I think it is possible to make a specialization of HashMap that secretly uses a HashMap of raw pointers under the covers. That would fix the copies internal to HashTable. However, you'd have to decide on the correct semantics for get/set operations and possibly tweak their return types. In particular, for an OwnPtr value (likely the common case), you'd want get() to return a raw pointer, set() to take a PassOwnPtr, and take() to return a PassOwnPtr. You probably would not want to use OwnPtr anywhere in the API.
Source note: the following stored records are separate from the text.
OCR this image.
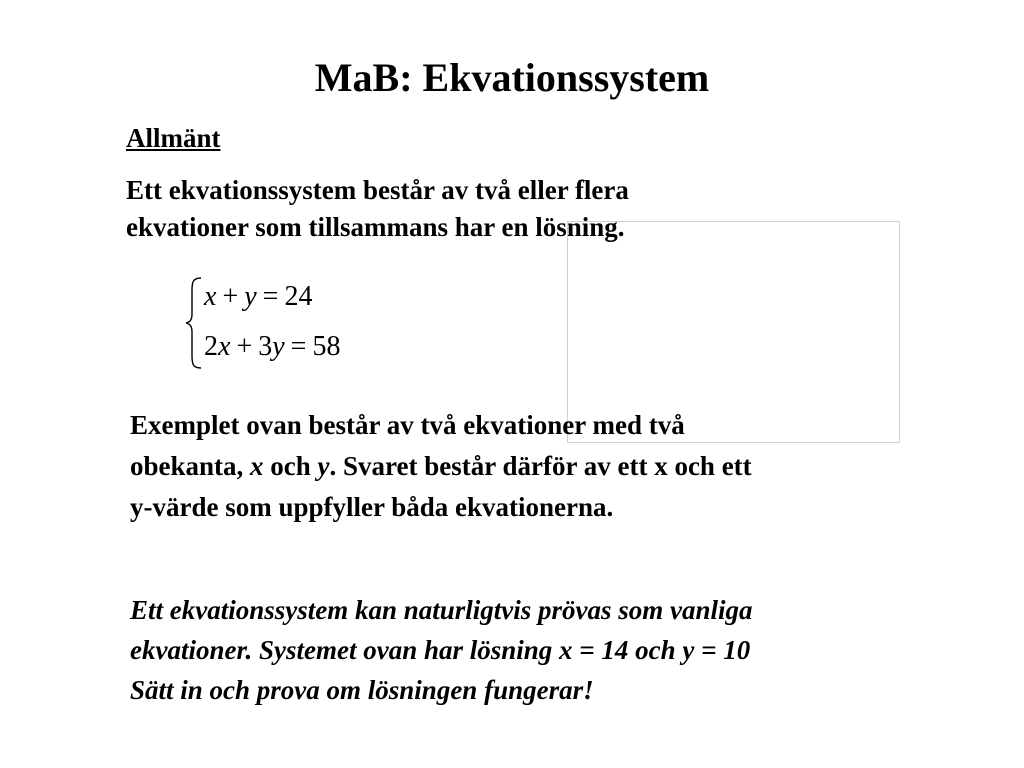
MaB: Ekvationssystem
Allmänt
Ett ekvationssystem består av två eller flera
ekvationer som tillsammans har en lösning.
x + y = 24
2x + 3y = 58
Exemplet ovan består av två ekvationer med två
obekanta, x och y. Svaret består därför av ett x och ett
y-värde som uppfyller båda ekvationerna.
Ett ekvationssystem kan naturligtvis prövas som vanliga
ekvationer. Systemet ovan har lösning x = 14 och y = 10
Sätt in och prova om lösningen fungerar!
This doesn't quite entirely match the HashMap contract, but it's close enough to be useful.
(Note: I'm probably one of the people with enough template-fu to code this, but I probably won't have time in the very near future.)
>
> A HashMap that owns its values wants to do something special when an item is overwritten, removed, or implicitly removed by HashMap destruction, but it doesn't want to do anything special when an item is copied or extracted.
>
> I think the best way to achieve this with HashMap might be a hash trait, rather than literally putting an OwnPtr in the map. Specifically, the trait would be one willRemove callback, which took an iterator to an item, and one willRemoveAll callback, which took a begin iterator. These callbacks would default to empty inline functions.
>
> But maybe there's a way to use special hash traits and translators to eliminate all or nearly all the C++ copying operations.
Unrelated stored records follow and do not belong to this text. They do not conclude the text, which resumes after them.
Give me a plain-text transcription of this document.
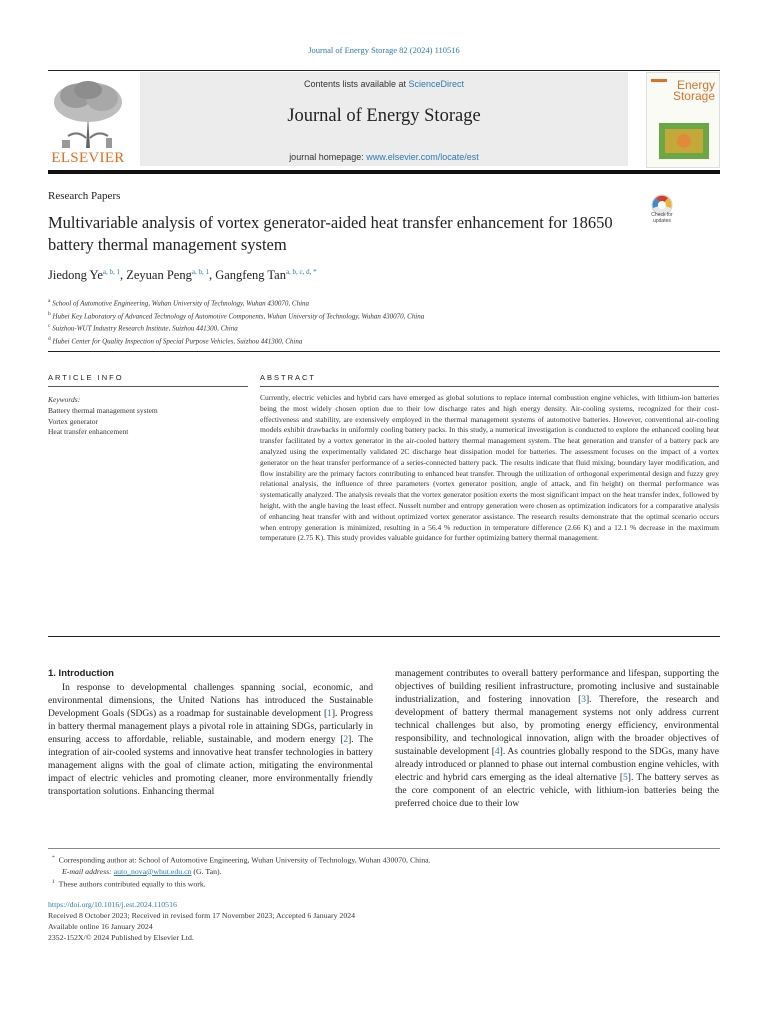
Journal of Energy Storage 82 (2024) 110516
ELSEVIER
Contents lists available at ScienceDirect
Journal of Energy Storage
journal homepage: www.elsevier.com/locate/est
Energy
Storage
Research Papers
Multivariable analysis of vortex generator-aided heat transfer enhancement for 18650 battery thermal management system
Check for
updates
Jiedong Ye$^{a, b, 1}$, Zeyuan Peng$^{a, b, 1}$, Gangfeng Tan$^{a, b, c, d, *}$
$^a$ School of Automotive Engineering, Wuhan University of Technology, Wuhan 430070, China
$^b$ Hubei Key Laboratory of Advanced Technology of Automotive Components, Wuhan University of Technology, Wuhan 430070, China
$^c$ Suizhou-WUT Industry Research Institute, Suizhou 441300, China
$^d$ Hubei Center for Quality Inspection of Special Purpose Vehicles, Suizhou 441300, China
ARTICLE INFO	ABSTRACT
Keywords:
Battery thermal management system
Vortex generator
Heat transfer enhancement
Currently, electric vehicles and hybrid cars have emerged as global solutions to replace internal combustion engine vehicles, with lithium-ion batteries being the most widely chosen option due to their low discharge rates and high energy density. Air-cooling systems, recognized for their cost-effectiveness and stability, are extensively employed in the thermal management systems of automotive batteries. However, conventional air-cooling models exhibit drawbacks in uniformly cooling battery packs. In this study, a numerical investigation is conducted to explore the enhanced cooling heat transfer facilitated by a vortex generator in the air-cooled battery thermal management system. The heat generation and transfer of a battery pack are analyzed using the experimentally validated 2C discharge heat dissipation model for batteries. The assessment focuses on the impact of a vortex generator on the heat transfer performance of a series-connected battery pack. The results indicate that fluid mixing, boundary layer modification, and flow instability are the primary factors contributing to enhanced heat transfer. Through the utilization of orthogonal experimental design and fuzzy grey relational analysis, the influence of three parameters (vortex generator position, angle of attack, and fin height) on thermal performance was systematically analyzed. The analysis reveals that the vortex generator position exerts the most significant impact on the heat transfer index, followed by height, with the angle having the least effect. Nusselt number and entropy generation were chosen as optimization indicators for a comparative analysis of enhancing heat transfer with and without optimized vortex generator assistance. The research results demonstrate that the optimal scenario occurs when entropy generation is minimized, resulting in a 56.4 % reduction in temperature difference (2.66 K) and a 12.1 % decrease in the maximum temperature (2.75 K). This study provides valuable guidance for further optimizing battery thermal management.
1. Introduction

In response to developmental challenges spanning social, economic, and environmental dimensions, the United Nations has introduced the Sustainable Development Goals (SDGs) as a roadmap for sustainable development [1]. Progress in battery thermal management plays a pivotal role in attaining SDGs, particularly in ensuring access to affordable, reliable, sustainable, and modern energy [2]. The integration of air-cooled systems and innovative heat transfer technologies in battery management aligns with the goal of climate action, mitigating the environmental impact of electric vehicles and promoting cleaner, more environmentally friendly transportation solutions. Enhancing thermal

management contributes to overall battery performance and lifespan, supporting the objectives of building resilient infrastructure, promoting inclusive and sustainable industrialization, and fostering innovation [3]. Therefore, the research and development of battery thermal management systems not only address current technical challenges but also, by promoting energy efficiency, environmental responsibility, and technological innovation, align with the broader objectives of sustainable development [4]. As countries globally respond to the SDGs, many have already introduced or planned to phase out internal combustion engine vehicles, with electric and hybrid cars emerging as the ideal alternative [5]. The battery serves as the core component of an electric vehicle, with lithium-ion batteries being the preferred choice due to their low
* Corresponding author at: School of Automotive Engineering, Wuhan University of Technology, Wuhan 430070, China.
E-mail address: auto_nova@whut.edu.cn (G. Tan).
$^1$ These authors contributed equally to this work.
https://doi.org/10.1016/j.est.2024.110516
Received 8 October 2023; Received in revised form 17 November 2023; Accepted 6 January 2024
Available online 16 January 2024
2352-152X/© 2024 Published by Elsevier Ltd.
I don't think HashTraits is the right solution. It doesn't give as good type safety as a HashMap variant that takes PassOwnPtr for all set/add/whatever type functions. Also, HashTraits are about a type, but whether the HashMap takes single ownership is not intrinsic to the type, it is a question for the individual HashMap. You could validly have one HashMap that owns all its values (of type Foo*) and another HashMap with the same value space that does not. The only error would be multiple HashMaps trying to own the same object. Using PassOwnPtr as the way to transfer ownership to the HashMap would prevent this.